Descendents of Allison Spier claim that he was born in Hancock County, Georgia, in 1803.  Federal Census and tax records show that Spier married his wife, Mary Middlebrooks, while living in Jones County in the 1820s.  In the 1830s, he moved his growing family to Monroe County, and by 1840, the Spier family resided in Pike County with their three slaves.  Within the next ten years, Allison Spier became wealthy, entered politics, and acquired a favorable social status. 

Spier owned real estate in Pike County valued at $15,200 and 26 slaves by 1850.  Allison Spier served as an inferior court judge in Pike County.  The History of Pike County (1984) describes Spier as a very popular “strong partisan” who was a representative three times before later moving to Fayette County.  How Spier amassed his family fortune, whether through business investments or inheritance, is unclear.  However, it appears that Spier relocated to Fayette County in 1851 at the age of 47 to retire from public life and become a large-scale planter. 

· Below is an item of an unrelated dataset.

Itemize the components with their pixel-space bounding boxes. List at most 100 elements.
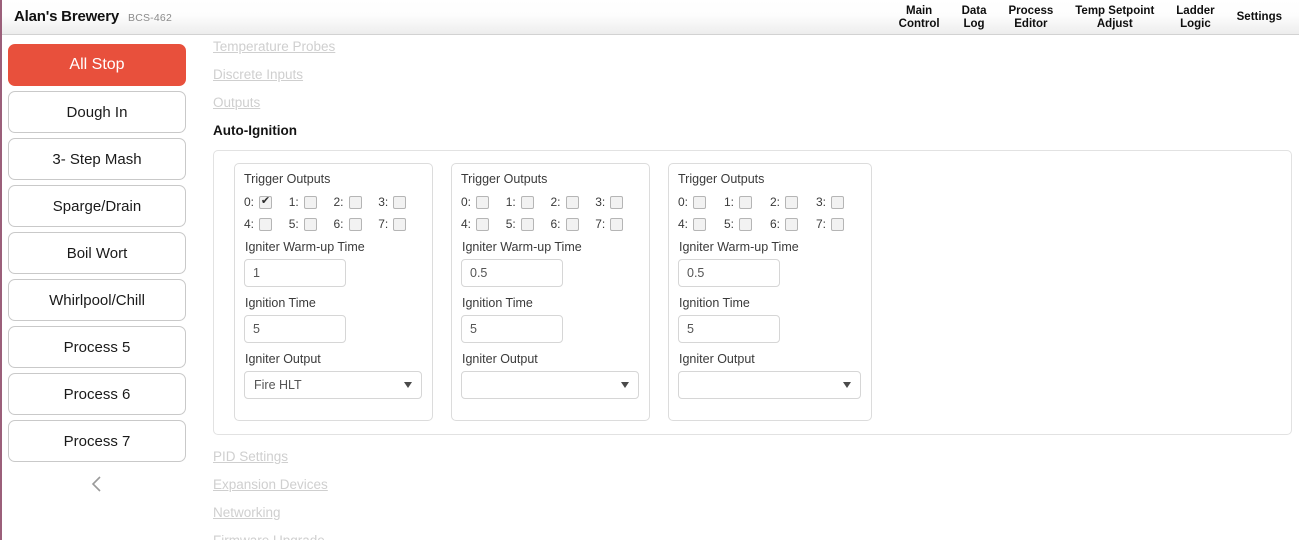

Allison Spier built the Spier House shortly after the sale of the property in early 1851.  By 1860, Spier’s real estate value had doubled in the past 10 years, rising to $30,000.  His personal value was recorded at $18,000, a large amount back then.  Allison and his wife had eight sons, as recorded in the Federal Census.  They were: Alfred, John, Joseph, Benjamin F., Martin, Allison, James H., and Jackson P.  Tragically, Mary Middlebrooks Spier died on April 25, 1860 and was buried at Bethany United Methodist Church, just south of the Spier property.  One of Spier’s sons, Martin Van Buren, died fighting in the Civil War, and records suggest that his son, Joseph, suffered the same fate.  Allison Spier died shortly after the end of the Civil War on October 24, 1865.  In financial ruin because of the war, Spier’s Confederate currency lost its worth.  His freed slaves reduced his property value and left him without a working farm.  The Spier House estate was sold out of the family, perhaps due to the financial hardships felt by his surviving children.